Appropriately, ninety-seven percent of the island is national park. The legendary marine and land iguanas, the giant tortoises, and seal colonies of the Galapagos are among nature’s most fantastic beings. Visitors will gasp at these stunning animals, all of which are highly approachable as their isolated evolution has not conditioned them to fear humans. Iguanas and tortoises bask in the sun like bored movie stars, feet away from the photo-snapping Homo Sapiens. Though their indifference may make the animals seem humorously aloof, their very ignorance makes them vulnerable.

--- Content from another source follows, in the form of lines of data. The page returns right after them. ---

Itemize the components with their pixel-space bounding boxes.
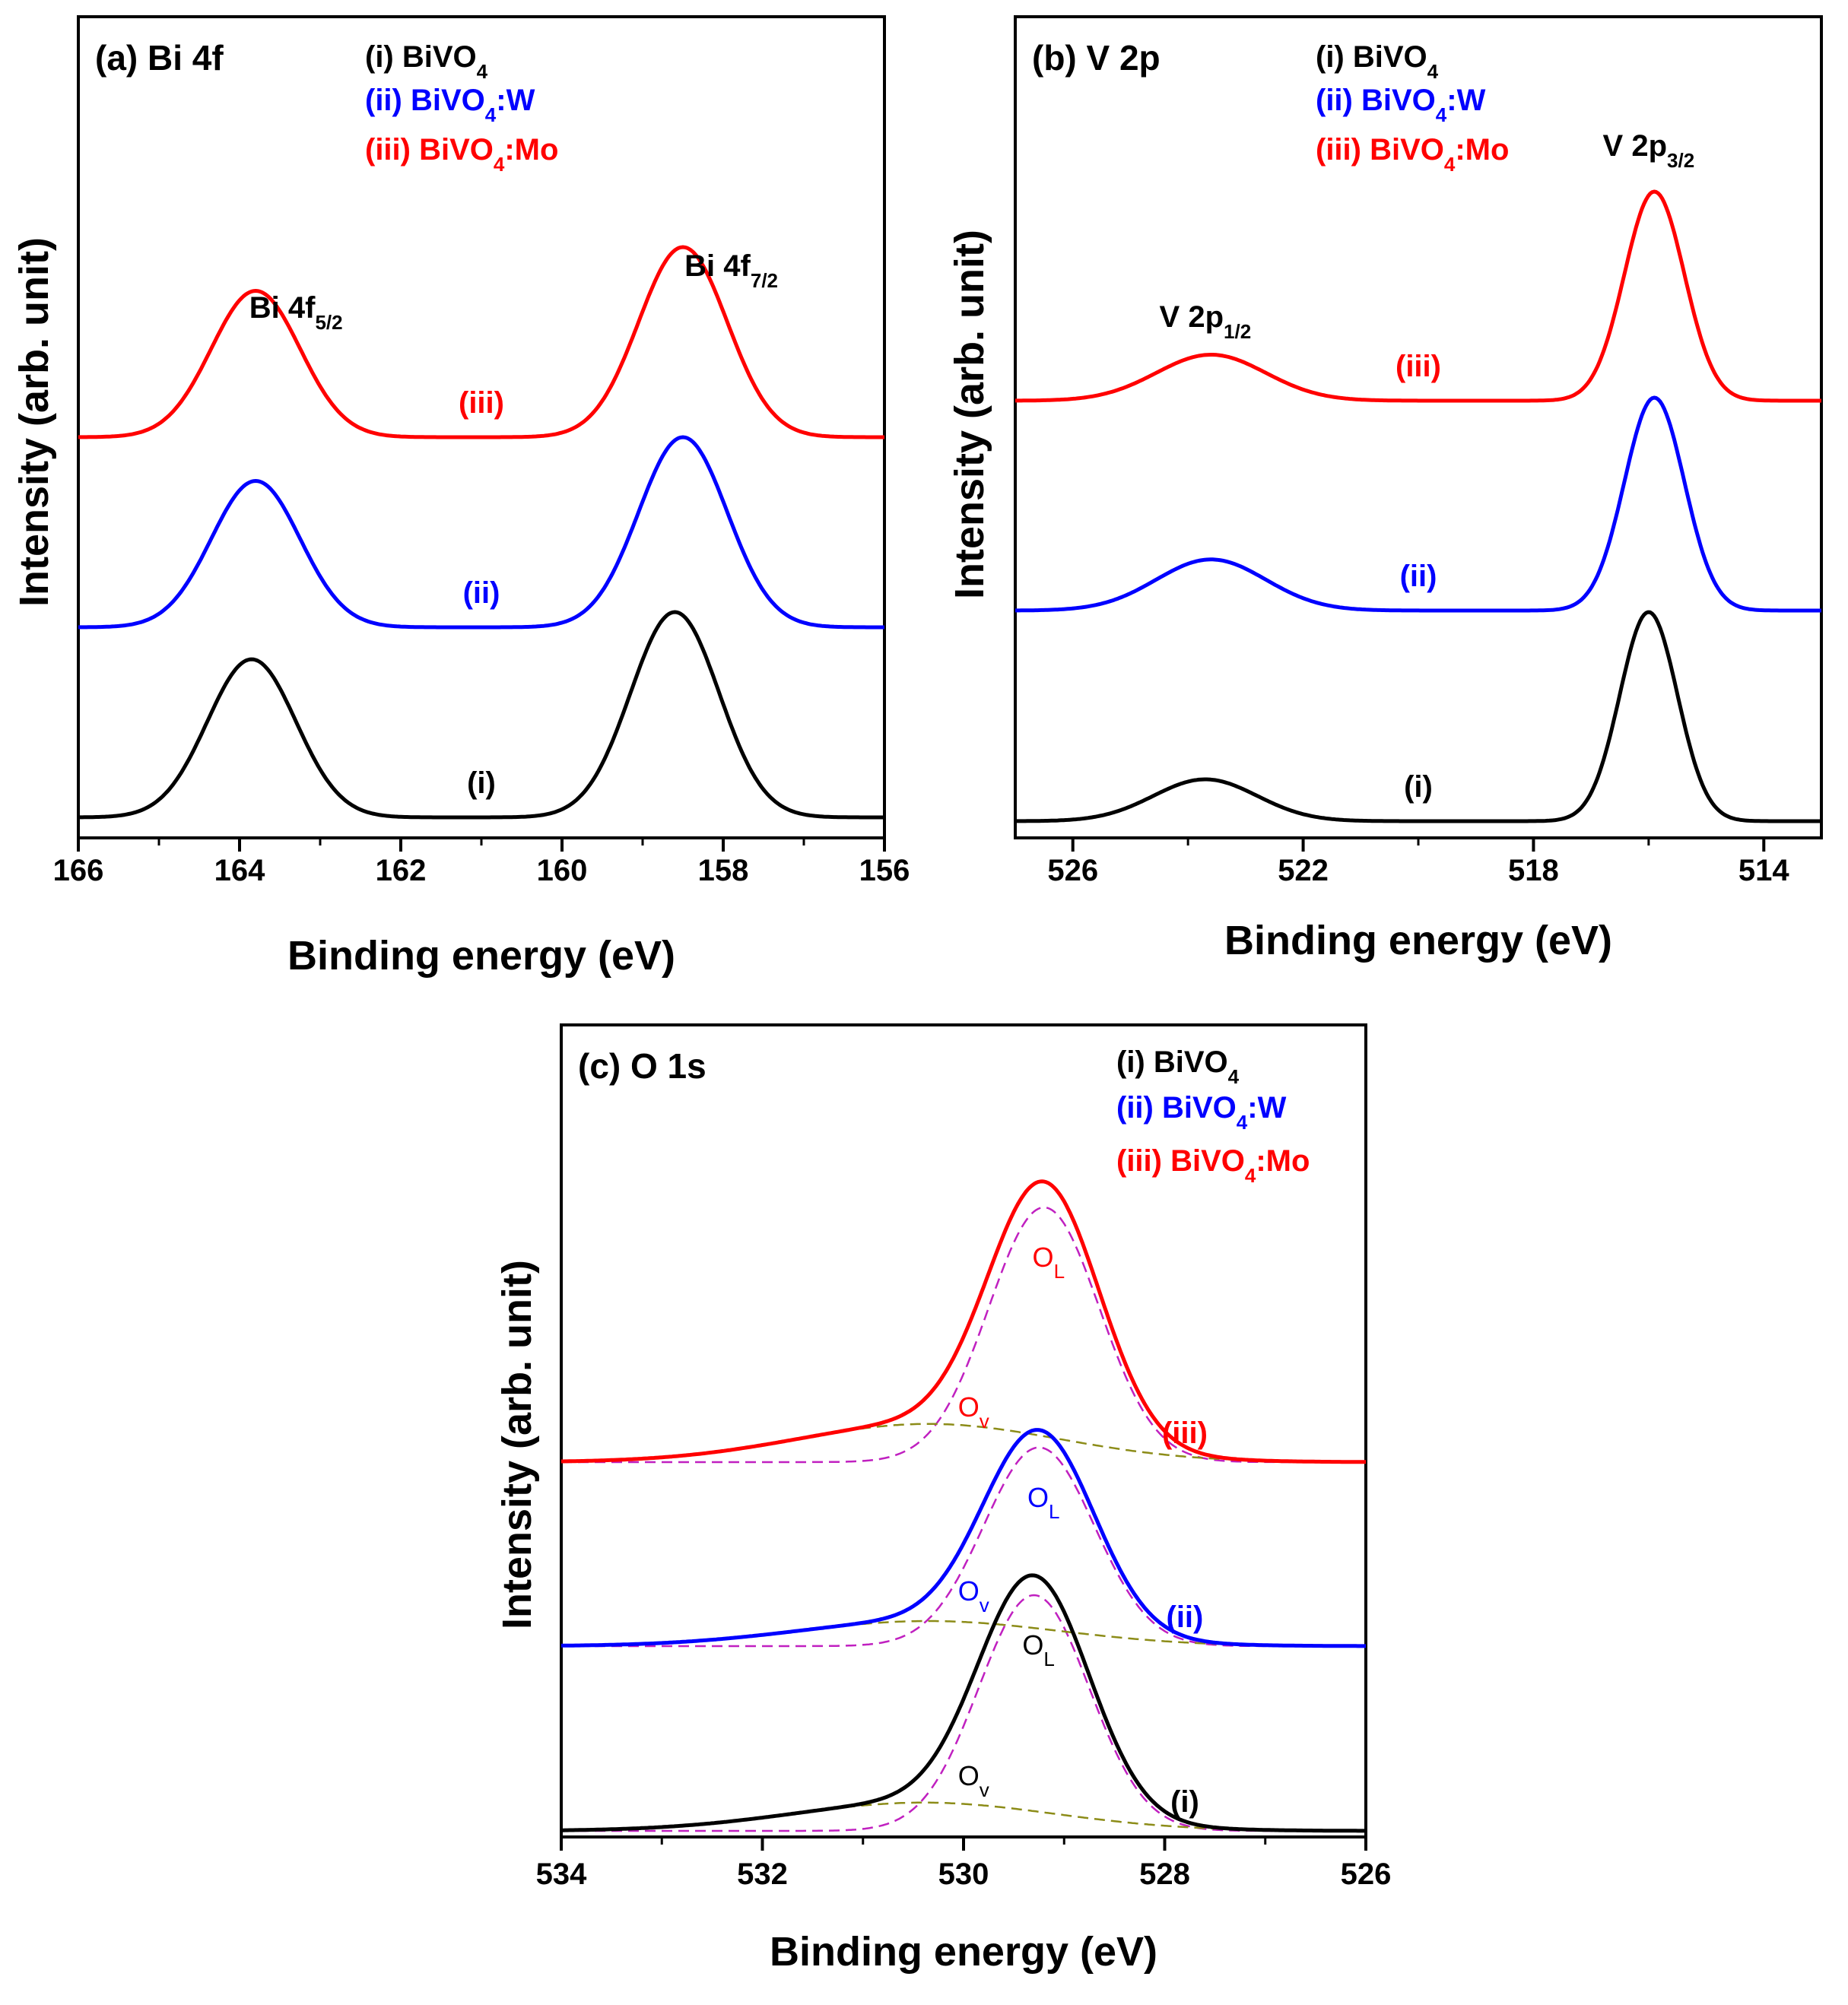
x-tick-label: 528 xyxy=(1139,1857,1190,1891)
lattice-oxygen-fit-1 xyxy=(561,1594,1366,1832)
panel-b-title: (b) V 2p xyxy=(1032,38,1161,78)
x-tick-label: 156 xyxy=(859,854,910,887)
panel-v-2p: 526 522 518 514 (b) V 2p (i) BiVO4(ii) BiVO… xyxy=(947,15,1823,963)
series-label-3: (iii) xyxy=(459,386,504,420)
legend-entry-2: (ii) BiVO4:W xyxy=(1116,1091,1287,1134)
ol-label-3: OL xyxy=(1033,1242,1065,1283)
legend-entry-1: (i) BiVO4 xyxy=(365,40,488,83)
x-tick-label: 160 xyxy=(537,854,588,887)
series-label-1: (i) xyxy=(467,766,496,800)
x-tick-label: 530 xyxy=(938,1857,989,1891)
legend-entry-2: (ii) BiVO4:W xyxy=(365,84,535,126)
panel-c-ylabel: Intensity (arb. unit) xyxy=(494,1260,540,1629)
x-tick-label: 526 xyxy=(1047,854,1098,887)
peak-label-2: Bi 4f7/2 xyxy=(684,249,778,292)
panel-b-ylabel: Intensity (arb. unit) xyxy=(947,230,992,599)
series-label-3: (iii) xyxy=(1162,1417,1208,1450)
ol-label-2: OL xyxy=(1027,1482,1059,1523)
x-tick-label: 532 xyxy=(737,1857,788,1891)
series-label-2: (ii) xyxy=(1167,1601,1204,1634)
spectrum-line-1 xyxy=(1015,610,1821,823)
x-tick-label: 518 xyxy=(1508,854,1559,887)
spectrum-line-2 xyxy=(78,435,884,630)
legend-entry-1: (i) BiVO4 xyxy=(1116,1045,1240,1088)
ov-label-2: Ov xyxy=(958,1575,989,1616)
series-label-3: (iii) xyxy=(1396,350,1441,383)
panel-a-ylabel: Intensity (arb. unit) xyxy=(11,237,57,607)
legend-entry-3: (iii) BiVO4:Mo xyxy=(1316,133,1509,176)
legend-entry-2: (ii) BiVO4:W xyxy=(1316,84,1486,126)
legend-entry-3: (iii) BiVO4:Mo xyxy=(365,133,558,176)
panel-a-title: (a) Bi 4f xyxy=(95,38,224,78)
panel-c-frame xyxy=(560,1023,1367,1838)
ol-label-1: OL xyxy=(1022,1629,1054,1670)
panel-o-1s: 534 532 530 528 526 (c) O 1s (i) BiVO4(ii) B… xyxy=(494,1023,1392,1975)
ov-label-3: Ov xyxy=(958,1391,989,1432)
legend-entry-3: (iii) BiVO4:Mo xyxy=(1116,1144,1310,1187)
peak-label-2: V 2p3/2 xyxy=(1603,129,1695,172)
series-label-1: (i) xyxy=(1170,1785,1199,1819)
panel-c-title: (c) O 1s xyxy=(578,1046,706,1086)
peak-label-1: V 2p1/2 xyxy=(1160,300,1252,343)
spectrum-line-3 xyxy=(561,1179,1366,1464)
lattice-oxygen-fit-3 xyxy=(561,1206,1366,1464)
x-tick-label: 522 xyxy=(1278,854,1329,887)
series-label-1: (i) xyxy=(1404,770,1433,804)
panel-bi-4f: 166 164 162 160 158 156 (a) Bi 4f (i) BiVO4(i… xyxy=(11,15,910,979)
x-tick-label: 162 xyxy=(376,854,427,887)
x-tick-label: 158 xyxy=(698,854,749,887)
x-tick-label: 164 xyxy=(214,854,265,887)
legend-entry-1: (i) BiVO4 xyxy=(1316,40,1439,83)
x-tick-label: 526 xyxy=(1341,1857,1392,1891)
panel-b-xlabel: Binding energy (eV) xyxy=(1224,918,1612,963)
spectrum-line-3 xyxy=(78,245,884,439)
x-tick-label: 514 xyxy=(1738,854,1789,887)
series-label-2: (ii) xyxy=(463,576,500,610)
series-label-2: (ii) xyxy=(1400,560,1437,593)
spectrum-line-2 xyxy=(560,1428,1366,1648)
peak-label-1: Bi 4f5/2 xyxy=(249,291,343,334)
spectrum-line-1 xyxy=(78,610,884,820)
x-tick-label: 166 xyxy=(53,854,104,887)
spectrum-line-1 xyxy=(561,1573,1366,1833)
x-tick-label: 534 xyxy=(536,1857,587,1891)
ov-label-1: Ov xyxy=(958,1760,989,1801)
panel-a-xlabel: Binding energy (eV) xyxy=(287,933,675,979)
panel-c-xlabel: Binding energy (eV) xyxy=(770,1929,1157,1975)
spectrum-line-2 xyxy=(1015,395,1821,613)
spectrum-line-3 xyxy=(1015,189,1821,403)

A few bad experiences with humans can alter their behavior irrevocably and turn them reclusive. Respect their natural hospitality and keep your hands to yourself. The Galapagos also offer some of the world’s best scuba diving. Dive boats that tour the islands can be reserved on the mainland. Devil’s Crown, an atoll near Floreana Island, is a submarine wonderland that shouldn’t be missed. The shallows of this sunken volcano are burgeoning with an incredible myriad of corals and fish.

Giant tortoises hover over the reef like living balloons, and sharks can sometimes be found, harmless and asleep on the sandy bottom. The flight from Guayaquil takes about an hour and a half, and visitors can land on either Baltra or San Cristobal. Upon reaching the Galapagos, the only way to tour the islands is to do it the way Darwin did, by boat. Due to the biologically sensitive nature of the islands, trips ashore must be taken in the presence of a licensed guide. They come with the boat.